Echo (Black Lotus #2)(16)



Not wanting to get caught trespassing on private property, I do my best to hop up to my feet.

“Hey!” a man shouts at me, but my pounding heart that beats in my ears muffles him.

I slow my step and stop, cursing myself for being so foolish. Turning around, the man’s car door is open, and when he steps out, my lungs fill to the brink of their elasticity. Everything that’s been working so hard at keeping me alive soothes, and my hands fly to cover my mouth in utter shock and elation.

Oh my God.

Confusion and fear and anxiety swarm through my veins.

Everything stops.

Time stands still.

I can’t move, can’t blink, can’t breathe.

My eyes scan his figure as the seconds falter between us.

This isn’t real. You’ve been out in the cold for too long. You’re upset and hallucinating, Elizabeth. It isn’t real.

But he moves.

He’s alive! Oh, thank God, he’s alive, but how?

Something between a gasp and a cry rips out of me. I can’t help the thankful smile that grows on my lips that are hidden behind my hands, and I prepare to run to him. He’s alive and on solid ground, not buried in the dirt of the earth like I’ve believed this entire time. He’s whole and beautiful, and I need to cover him in my warmth just as much as I need him to cover me. To heal this suffering that’s been gnawing through my flesh and bone, straight into the fibers of my cells.

I breathe in holy relief as he steps away from the SUV.

“What the f*ck are you doing here?!”

I drop my hands, stunned beyond what I can comprehend as his harsh tone slays every piece of hope my foolish heart just resurrected.

“You’re real?” I question, but my words are barely audible under my panted breath.

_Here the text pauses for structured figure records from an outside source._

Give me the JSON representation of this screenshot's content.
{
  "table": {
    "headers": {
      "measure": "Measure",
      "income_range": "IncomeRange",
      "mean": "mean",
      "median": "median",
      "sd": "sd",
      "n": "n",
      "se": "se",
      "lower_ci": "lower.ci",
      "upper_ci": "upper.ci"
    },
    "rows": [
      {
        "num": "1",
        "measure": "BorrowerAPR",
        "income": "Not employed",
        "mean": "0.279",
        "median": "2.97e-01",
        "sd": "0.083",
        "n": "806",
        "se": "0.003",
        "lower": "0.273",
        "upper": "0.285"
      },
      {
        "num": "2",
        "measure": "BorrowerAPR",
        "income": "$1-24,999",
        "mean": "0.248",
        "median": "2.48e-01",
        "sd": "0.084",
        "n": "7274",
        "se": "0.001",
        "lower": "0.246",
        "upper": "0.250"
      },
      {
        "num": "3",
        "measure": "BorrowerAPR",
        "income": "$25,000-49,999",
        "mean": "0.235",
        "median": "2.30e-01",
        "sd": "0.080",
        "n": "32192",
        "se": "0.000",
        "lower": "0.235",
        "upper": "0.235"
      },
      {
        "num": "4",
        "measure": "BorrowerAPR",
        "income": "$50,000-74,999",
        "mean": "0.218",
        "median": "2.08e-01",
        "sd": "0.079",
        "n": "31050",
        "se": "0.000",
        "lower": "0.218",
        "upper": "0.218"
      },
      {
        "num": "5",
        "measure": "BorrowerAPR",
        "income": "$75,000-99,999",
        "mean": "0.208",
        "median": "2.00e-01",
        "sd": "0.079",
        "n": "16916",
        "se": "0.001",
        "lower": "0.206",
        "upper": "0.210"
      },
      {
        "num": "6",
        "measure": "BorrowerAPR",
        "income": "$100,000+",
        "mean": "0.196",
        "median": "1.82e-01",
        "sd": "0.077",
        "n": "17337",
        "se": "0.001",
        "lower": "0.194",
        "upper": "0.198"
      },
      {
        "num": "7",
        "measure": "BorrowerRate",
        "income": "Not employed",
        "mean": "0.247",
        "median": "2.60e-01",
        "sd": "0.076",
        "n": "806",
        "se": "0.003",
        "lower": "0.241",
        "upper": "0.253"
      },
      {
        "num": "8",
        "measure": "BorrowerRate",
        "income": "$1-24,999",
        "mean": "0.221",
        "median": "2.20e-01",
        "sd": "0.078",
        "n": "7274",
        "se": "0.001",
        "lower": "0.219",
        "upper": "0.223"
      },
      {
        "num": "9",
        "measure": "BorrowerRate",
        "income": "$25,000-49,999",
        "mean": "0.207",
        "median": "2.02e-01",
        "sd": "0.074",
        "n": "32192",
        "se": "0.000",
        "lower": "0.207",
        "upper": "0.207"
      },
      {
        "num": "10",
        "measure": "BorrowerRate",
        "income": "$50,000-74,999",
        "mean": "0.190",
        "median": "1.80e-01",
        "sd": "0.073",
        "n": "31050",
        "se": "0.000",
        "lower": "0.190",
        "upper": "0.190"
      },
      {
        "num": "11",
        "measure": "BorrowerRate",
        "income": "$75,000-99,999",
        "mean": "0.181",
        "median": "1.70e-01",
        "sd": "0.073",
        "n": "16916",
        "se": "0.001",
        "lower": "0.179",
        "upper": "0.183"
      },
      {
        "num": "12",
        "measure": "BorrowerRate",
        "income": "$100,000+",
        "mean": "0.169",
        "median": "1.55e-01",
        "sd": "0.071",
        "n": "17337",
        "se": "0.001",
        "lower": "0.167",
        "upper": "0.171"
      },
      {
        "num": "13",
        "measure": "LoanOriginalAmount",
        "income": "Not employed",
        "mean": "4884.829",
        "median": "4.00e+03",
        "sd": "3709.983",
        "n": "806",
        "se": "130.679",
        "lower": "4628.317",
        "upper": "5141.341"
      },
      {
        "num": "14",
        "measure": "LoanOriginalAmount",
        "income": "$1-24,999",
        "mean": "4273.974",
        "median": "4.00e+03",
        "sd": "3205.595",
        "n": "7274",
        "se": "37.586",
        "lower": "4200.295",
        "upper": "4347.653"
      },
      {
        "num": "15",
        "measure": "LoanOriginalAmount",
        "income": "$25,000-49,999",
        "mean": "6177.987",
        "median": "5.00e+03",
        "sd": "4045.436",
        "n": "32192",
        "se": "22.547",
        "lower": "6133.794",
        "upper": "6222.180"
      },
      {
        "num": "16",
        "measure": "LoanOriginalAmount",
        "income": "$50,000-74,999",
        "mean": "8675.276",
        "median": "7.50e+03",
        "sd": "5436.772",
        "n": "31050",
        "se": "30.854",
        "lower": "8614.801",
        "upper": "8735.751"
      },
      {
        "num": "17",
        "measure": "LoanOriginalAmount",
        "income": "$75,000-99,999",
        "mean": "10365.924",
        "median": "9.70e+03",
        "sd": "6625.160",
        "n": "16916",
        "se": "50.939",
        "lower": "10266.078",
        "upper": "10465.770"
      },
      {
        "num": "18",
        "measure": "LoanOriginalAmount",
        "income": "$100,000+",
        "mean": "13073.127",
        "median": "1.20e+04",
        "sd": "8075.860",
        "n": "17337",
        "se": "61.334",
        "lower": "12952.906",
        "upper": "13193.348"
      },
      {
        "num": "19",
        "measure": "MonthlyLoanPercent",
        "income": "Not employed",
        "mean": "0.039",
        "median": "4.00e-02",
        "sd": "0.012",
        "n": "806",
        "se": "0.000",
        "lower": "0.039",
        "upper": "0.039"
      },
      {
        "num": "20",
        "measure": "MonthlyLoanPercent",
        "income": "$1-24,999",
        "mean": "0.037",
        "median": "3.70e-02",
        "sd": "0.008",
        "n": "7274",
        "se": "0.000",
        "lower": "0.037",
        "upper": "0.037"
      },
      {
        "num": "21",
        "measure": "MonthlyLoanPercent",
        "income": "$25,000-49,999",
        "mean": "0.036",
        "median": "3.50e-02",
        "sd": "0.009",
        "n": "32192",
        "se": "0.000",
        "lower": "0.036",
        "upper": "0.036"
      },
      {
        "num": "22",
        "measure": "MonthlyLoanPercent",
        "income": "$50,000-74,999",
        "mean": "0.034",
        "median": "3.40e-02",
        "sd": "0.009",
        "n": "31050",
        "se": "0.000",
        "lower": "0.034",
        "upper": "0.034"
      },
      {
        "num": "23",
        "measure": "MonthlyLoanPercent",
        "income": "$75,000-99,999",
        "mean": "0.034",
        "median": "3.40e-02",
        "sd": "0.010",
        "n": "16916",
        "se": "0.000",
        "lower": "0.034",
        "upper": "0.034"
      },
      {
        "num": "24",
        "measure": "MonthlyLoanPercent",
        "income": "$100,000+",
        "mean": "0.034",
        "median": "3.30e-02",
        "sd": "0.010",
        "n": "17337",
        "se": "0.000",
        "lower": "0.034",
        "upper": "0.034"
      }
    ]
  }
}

My pulse is turbulent, and I’m not sure if what I’m seeing really exists.

“You left me to die, you manipulative bitch!”

“No!”

No!!

My brain races to defend, to take away the hate that is utterly obvious in his eyes. His words are suffused in it, leaving them to poison me. A menace to once was.

“You lied.” His words come quick as rage boils behind his glare.

“No!” I grapple with words that I can’t seem to find in my state of shock. I want to ask him if he’s real again, but the venom on his tongue scares me into justifying my actions.

“You cunt!”

“Please, no! It wasn’t like tha—”

“What was it like then? Huh? Tell me what is was, Nina?” A knowing grin creeps upon his lips—evil—as he takes a step closer, but still much too far for me to touch. “Or is it Elizabeth? Who the hell are you?”

“I don’t know,” I murmur shamefully and then continue, “I don’t know who I am. I haven’t been me in a very long time.” My words are like knives carving pieces out of me. They hurt when I confess, “The only thing I know I am is yours.”

“Tell me I wasn’t your goddamn pawn!”

“This was never supposed to happen, Declan. Please—”

“What? You turning me into a murderer? That wasn’t your plan all along?”

“I love you. Please. You have to understand,” I plead against his wrath.

In three quick steps, his hands are on me, gripping my shoulders, swinging me around as if I weigh nothing, slamming me violently against the side of his car.

I can smell him, and suddenly, there’s no more pain. His fingers pierce into my flesh, bruising me instantly, and it feels like kisses on my skin. He yanks me closer towards him before smashing me back against the car again, seething through clenched teeth, “You’re a sick f*ck. Nothing but street trash.” He takes in a deep breath, and then adds, “That’s right. I know all about you and that punk kid you ran around with.”

“It wasn’t supposed to end like that,” I try convincing. “I fell in love with you.”

“End like what? Huh?”

“The way it did.”

His hands drop from my shoulders, and before I know it, he’s got his hand wrapped around my neck, choking, pinning me against the SUV, and I savor the heat of him against me.

“I killed your husband,” he snarls, beautiful breath bathing my face.

“I didn’t want that,” I gasp on strangled breath.

“What did you want?”

Looking up into his eyes, they’re blurred behind my welled tears when I tell him, “You.”

“I should kill you.”

My hands cling to his wrist, urging him to tighten his grip around my throat.

“Do it.” My words, an offering of atonement. “I’ve lost everything, and out of all that, you’re the only one I would have given up everything for just to have one last touch.” His grip weakens but his hand remains firmly in place, and when I watch our breaths unite in small clouds of vapor between our lips, realization crystallizes.

My God, he’s alive.

Letting go of his wrist, I reach up and run my hand along his stubbled jaw, and the comfort in the touch flays me entirely. A disgustingly raw sob erupts from my bleeding heart. I want to crawl inside of his skin and drown myself in his blood. I want to swim in his marrow.

“Don’t f*cking touch me,” he barks, wrenching my hand off of him.